The connection between sleep and creativity has been bandied about for centuries. Who among us hasn’t awakened flush with an idea or an insight only to fumble around in the dark for a notebook or our Notes app before the idea disappeared? Recently, French researchers studying people with narcolepsy have uncovered a point in the sleep cycle that may produce the most valuable creative ideas. Their study pinpointed a sleep stage called N1, approximately the first 10 minutes of sleep, where study subjects were most likely to solve a problem given to them before they dozed off. During N1, one is semi-lucid, which enables one’s mind to wander while still having the conscious ability to recognize an idea when it appears and retain the cognitive executive function to evaluate its usefulness.
Key takeaway: While we can’t all commit to nodding off in the afternoon, this research supports the general idea that the brain is most creative when relaxed. So, avoid jumping into a brainstorming or creative session fresh from an intense meeting or situation that requires deep concentration.
Affective diversity promotes creativity.
When you’re scheduling that brainstorm, there may be a natural predisposition toward selecting positive, optimistic, and bubbly participants. However, recent research out of Rice University’s Jones School of Business supports the novel concept of “team affective diversity” and its benefit on team creativity. Researchers found that teams that include people with positive affect (broad, flexible thinking) and people with negative affect (critical and persistent thinking) create “affective heterogeneity” that is crucial to collective problem-solving.
Key takeaway: Guard against homogenized brainstorms of the same people or types of people and get everyone involved in the creative process.
Encourage empathy to unlock creativity.
The creative journey often includes knowledge immersion, with data and research to define strategic aspects of the challenge. However, knowledge may only take you so far. Emotional intelligence, specifically empathy, may be an essential key to unlocking creativity. The University of Cambridge researchers conducted a year-long study of students at schools in London. The students were challenged to design an asthma treatment “pack” for children aged six and younger. One group used standard school curriculum paths and lessons, while the second used design thinking tools that engendered empathy. By the end of the study, students using the design tools experienced a nearly seven-fold increase in creativity based on a well-established psychometric test.

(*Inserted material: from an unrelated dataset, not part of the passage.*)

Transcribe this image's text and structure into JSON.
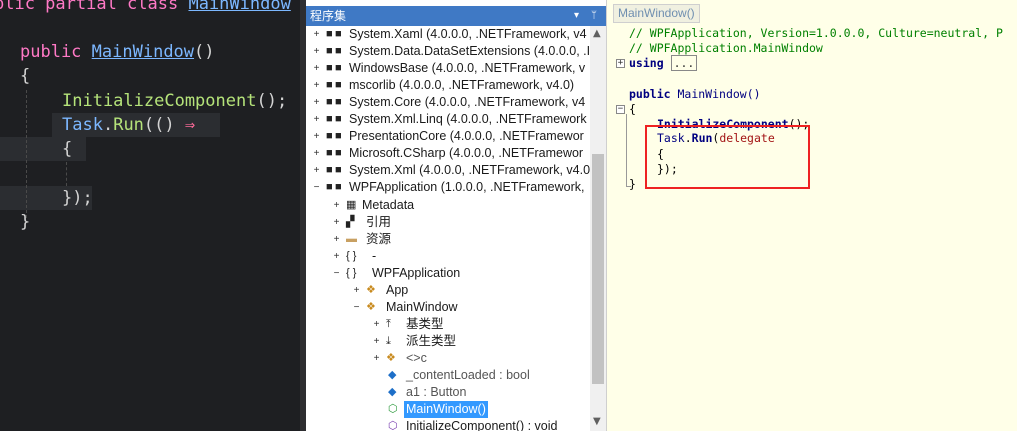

Key takeaway: Build empathy about your audience’s challenges in your creative journey and brainstorming sessions. It may open up a whole new perspective for the team.
While there’s no certainty or predictability for when our creativity will peak, or when the ideas will come, two things are certain. There is no singular path to ideas, and no person or type of person owns creativity. We all can solve problems with unique approaches and bring unique perspectives and experiences to any creative challenge. The goal with creativity is not about the end product but the journey, and the more we understand about how our brain produces creative ideas, the more we can apply those findings to our work each day.